Making botanical forts for you kids to hide out in can be as fun for you as it is for them. One classic idea, the vine-covered tepee, starts with three sturdy stakes planted 1 foot into the ground and joined at the top with twine. Around each pole, plant five seeds of a fast-growing, vining plants, such as green beans, butter beans, scarlet runner beans, nasturtiums or morning glories. For a bigger fort, make a sunflower house. Grow a square or rectangular shape with "walls" of tall sunflowers, and use one a vining plant above to cover the spaces between the sunflowers and even provide a roof. The tops of sunflowers can be tied together at about the 5-foot mark to make an even sturdier roof for the vines to scramble over.
Gardener and innkeeper Patricia Lanza enchants guests with a "pizza garden"---a circle divided into several "slices" with each slice devoted to a different kind of Italian herb or vegetable. Not only is the small garden devoted to growing herbs which taste great on pizza, but it also actually looks like a pizza. Good plant choices for the "slices" include oregano, basil, parsley, tomatoes, peppers, thyme, garlic and eggplant.
As with her pizza garden, Lanza's butterfly garden offers a double witticism. Not only does the garden feature butterfly-attracting plants, but it is shaped like a butterfly as well. Among the plants which you could plant in your butterfly garden are bee balm, thyme, yarrow, dianthus, parsley and lantana. Arrange the paths, flowers and herbs in swirls, dots or whatever strikes your fancy. The garden can be just a few feet across to backyard sized.
Take a cue from Medieval and colonial gardeners and devote individual yard spaces to specialty gardens. Herbs and perennial flowers make especially great hobby gardens---plants for dyeing, plants for medicine and plants mentioned in Shakespeare or the Bible are popular herb garden choices. You can even get creative and try to hunt down plants mentioned by your favorite author, or feature plants native to your favorite country.
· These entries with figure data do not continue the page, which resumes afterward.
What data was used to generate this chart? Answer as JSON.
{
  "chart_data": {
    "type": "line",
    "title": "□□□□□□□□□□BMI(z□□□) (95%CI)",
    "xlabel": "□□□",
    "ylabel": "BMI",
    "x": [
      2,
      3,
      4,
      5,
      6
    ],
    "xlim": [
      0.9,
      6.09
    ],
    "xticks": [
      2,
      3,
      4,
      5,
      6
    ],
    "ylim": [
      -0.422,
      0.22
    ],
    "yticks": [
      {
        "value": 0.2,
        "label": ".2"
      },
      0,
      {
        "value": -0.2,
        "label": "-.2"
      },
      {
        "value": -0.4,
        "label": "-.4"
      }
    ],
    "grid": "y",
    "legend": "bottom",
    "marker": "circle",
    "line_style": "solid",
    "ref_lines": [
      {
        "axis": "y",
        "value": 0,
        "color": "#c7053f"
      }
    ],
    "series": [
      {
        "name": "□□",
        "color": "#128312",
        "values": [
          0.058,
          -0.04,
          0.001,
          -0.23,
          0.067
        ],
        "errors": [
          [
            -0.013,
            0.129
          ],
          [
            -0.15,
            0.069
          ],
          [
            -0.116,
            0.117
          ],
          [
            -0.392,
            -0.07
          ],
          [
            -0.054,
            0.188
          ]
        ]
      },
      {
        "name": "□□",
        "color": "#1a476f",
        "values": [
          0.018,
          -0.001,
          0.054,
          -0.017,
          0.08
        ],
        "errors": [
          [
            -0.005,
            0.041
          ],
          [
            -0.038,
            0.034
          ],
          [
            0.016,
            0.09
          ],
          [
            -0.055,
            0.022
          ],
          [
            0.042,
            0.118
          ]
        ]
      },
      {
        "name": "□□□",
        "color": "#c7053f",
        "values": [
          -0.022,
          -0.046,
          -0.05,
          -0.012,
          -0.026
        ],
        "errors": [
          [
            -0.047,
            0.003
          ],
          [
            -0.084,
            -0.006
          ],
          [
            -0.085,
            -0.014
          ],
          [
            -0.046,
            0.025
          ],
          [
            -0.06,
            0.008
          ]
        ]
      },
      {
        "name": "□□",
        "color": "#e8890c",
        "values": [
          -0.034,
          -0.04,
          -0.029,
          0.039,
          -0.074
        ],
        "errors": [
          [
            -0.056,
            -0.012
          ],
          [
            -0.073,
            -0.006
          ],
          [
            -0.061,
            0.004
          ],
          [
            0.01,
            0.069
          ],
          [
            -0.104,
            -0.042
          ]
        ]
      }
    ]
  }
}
You don't have to be a trained artists to create works of garden art. Make a bottle tree by nailing beautiful wine or water bottles to a post or attaching it to rebar and anchoring it in the ground. This Southern tradition, brought here by African slaves, emerged as a way to trap evil spirits in the bottles. You can also experiment with cement or hypertufa---a mixture of concrete, vermiculite and peat moss---to make free-form structures or use an existing object as a form. A concrete "easy chair" with moss "stuffing" spilling from its seams may not be for everyone, but it certainly makes a great conversation piece.